16. The method according to any one of claims 1 to 15, characterized in that, The current model parameters include the battery's ohmic resistance, polarization resistance, and polarization capacitance.

17. A battery management system, characterized in that, The system includes: A controller is used to acquire the current state of charge (SOC) of the battery; determine a target confidence factor corresponding to the current SOC based on the correlation between the SOC and a confidence factor, wherein the target confidence factor is used to characterize the confidence level of the current model parameters of the battery state management model, and the battery state management model is used to simulate the voltage response characteristics of the battery; and adjust the current model parameters based on the target confidence factor to obtain the target model parameters of the battery state management model.

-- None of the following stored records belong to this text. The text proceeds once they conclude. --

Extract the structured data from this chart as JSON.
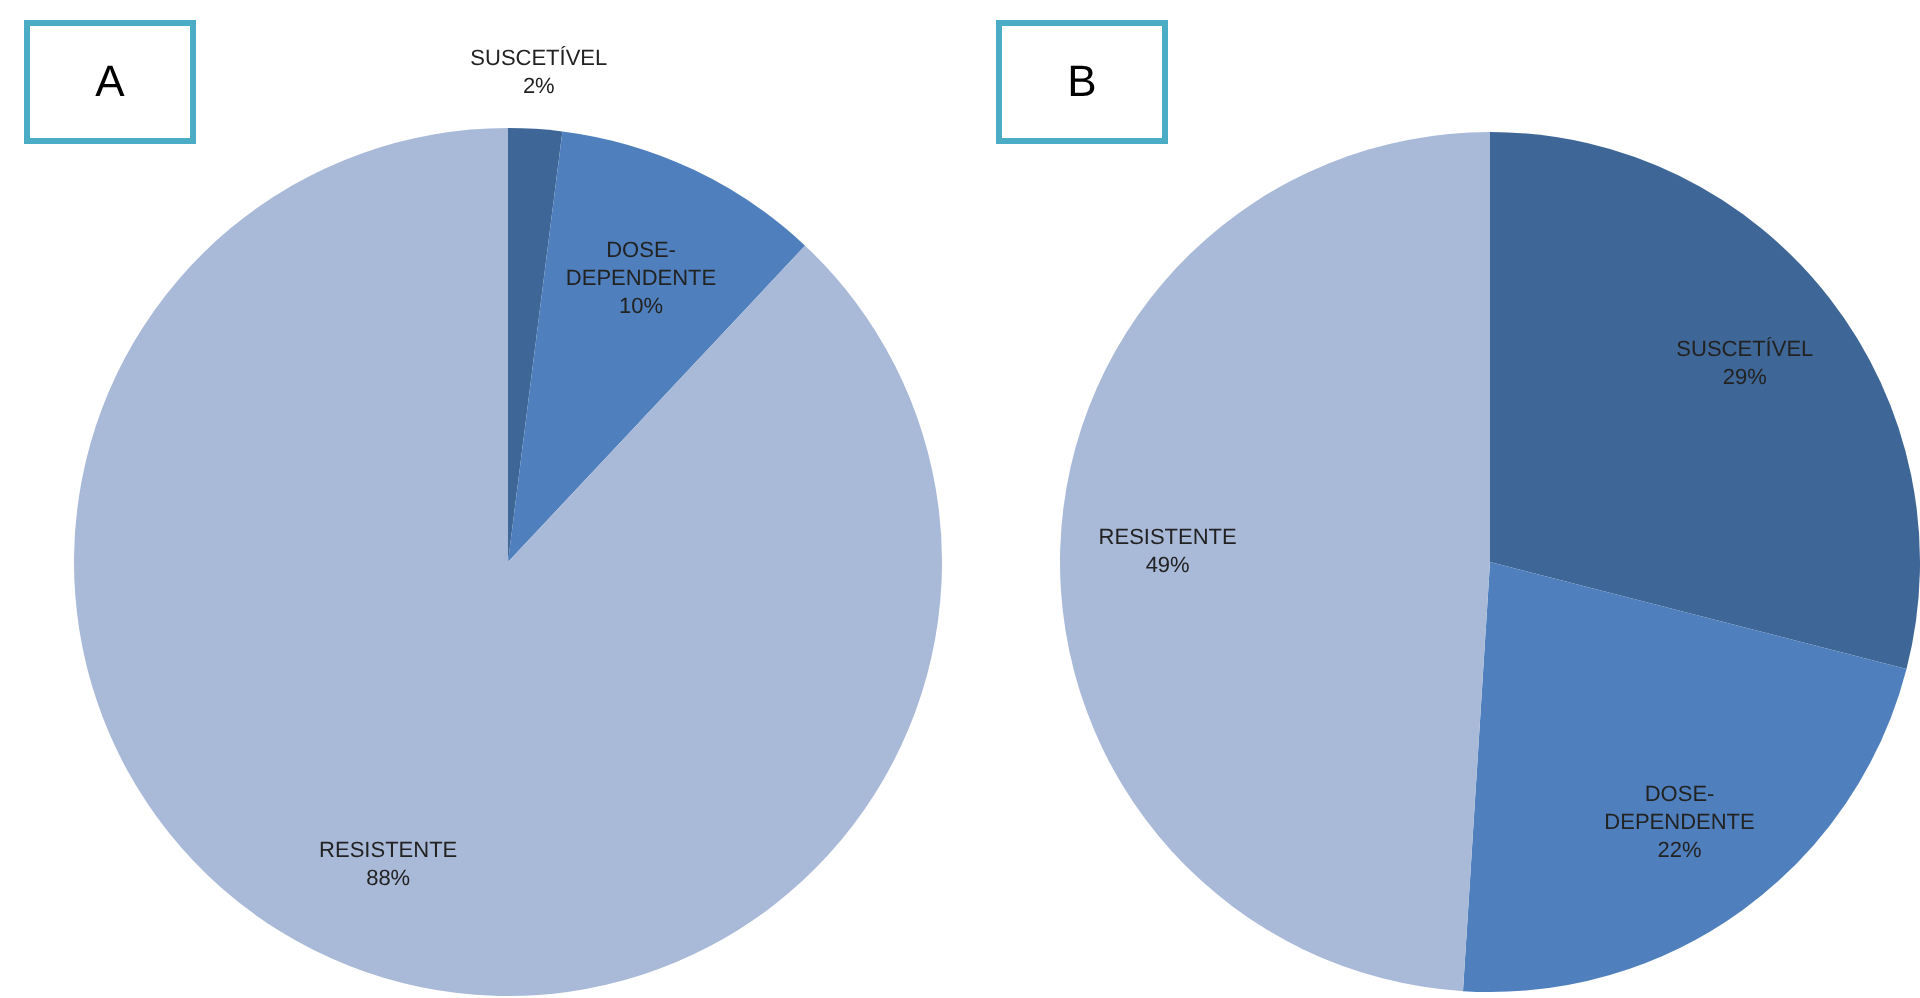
{
  "chart_data": [
    {
      "type": "pie",
      "title": "A",
      "categories": [
        "SUSCETÍVEL",
        "DOSE-DEPENDENTE",
        "RESISTENTE"
      ],
      "values": [
        2,
        10,
        88
      ],
      "value_labels": [
        "2%",
        "10%",
        "88%"
      ],
      "colors": [
        "#3e6696",
        "#4f80bd",
        "#a9b9d8"
      ]
    },
    {
      "type": "pie",
      "title": "B",
      "categories": [
        "SUSCETÍVEL",
        "DOSE-DEPENDENTE",
        "RESISTENTE"
      ],
      "values": [
        29,
        22,
        49
      ],
      "value_labels": [
        "29%",
        "22%",
        "49%"
      ],
      "colors": [
        "#3e6696",
        "#4f80bd",
        "#a9b9d8"
      ]
    }
  ]
}
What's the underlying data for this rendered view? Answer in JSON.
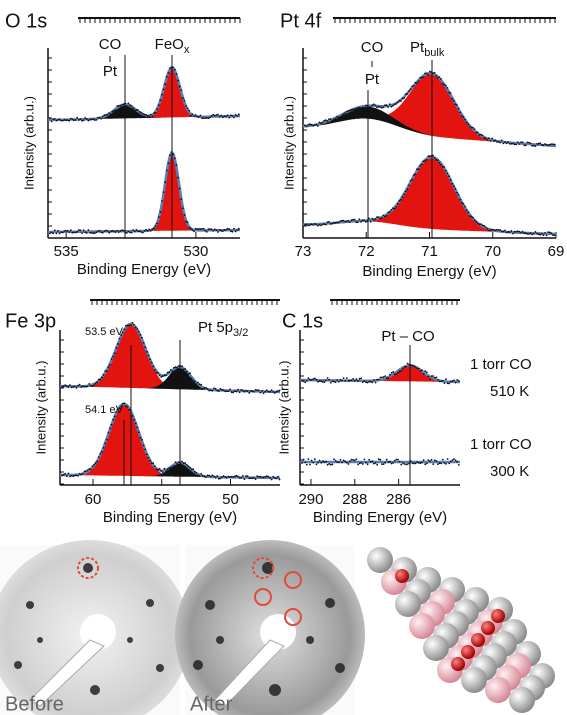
{
  "panels": [
    {
      "title": "O 1s",
      "y_label": "Intensity (arb.u.)",
      "x_label": "Binding Energy (eV)",
      "xlim": [
        535.7,
        528.3
      ],
      "xticks": [
        535,
        530
      ],
      "annotations": [
        {
          "text": "CO"
        },
        {
          "text": "Pt"
        },
        {
          "text": "FeO",
          "sub": "x"
        }
      ]
    },
    {
      "title": "Pt 4f",
      "y_label": "Intensity (arb.u.)",
      "x_label": "Binding Energy (eV)",
      "xlim": [
        73,
        69
      ],
      "xticks": [
        73,
        72,
        71,
        70,
        69
      ],
      "annotations": [
        {
          "text": "CO"
        },
        {
          "text": "Pt"
        },
        {
          "text": "Pt",
          "sub": "bulk"
        }
      ]
    },
    {
      "title": "Fe 3p",
      "y_label": "Intensity (arb.u.)",
      "x_label": "Binding Energy (eV)",
      "xlim": [
        62.4,
        46.4
      ],
      "xticks": [
        60,
        55,
        50
      ],
      "annotations": [
        {
          "text": "53.5 eV"
        },
        {
          "text": "Pt 5p",
          "sub": "3/2"
        },
        {
          "text": "54.1 eV"
        }
      ]
    },
    {
      "title": "C 1s",
      "y_label": "Intensity (arb.u.)",
      "x_label": "Binding Energy (eV)",
      "xlim": [
        290.5,
        283.2
      ],
      "xticks": [
        290,
        288,
        286
      ],
      "annotations": [
        {
          "text": "Pt – CO"
        },
        {
          "text": "1 torr CO"
        },
        {
          "text": "510 K"
        },
        {
          "text": "1 torr CO"
        },
        {
          "text": "300 K"
        }
      ]
    }
  ],
  "images": [
    {
      "label": "Before"
    },
    {
      "label": "After"
    }
  ]
}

The battery state management model is updated according to the target model parameters to obtain the updated battery state management model.

18. A battery device, characterized in that, The device includes a battery and a battery management system as described in claim 17.

19. An electronic device, characterized in that, The electronic device includes: a processor and a memory storing computer program instructions; The processor reads and executes the computer program instructions to implement the battery management method as described in any one of claims 1-16.

20. A computer-readable storage medium, characterized in that, The computer-readable storage medium stores computer program instructions that, when executed by a processor, implement the battery management method as described in any one of claims 1-16.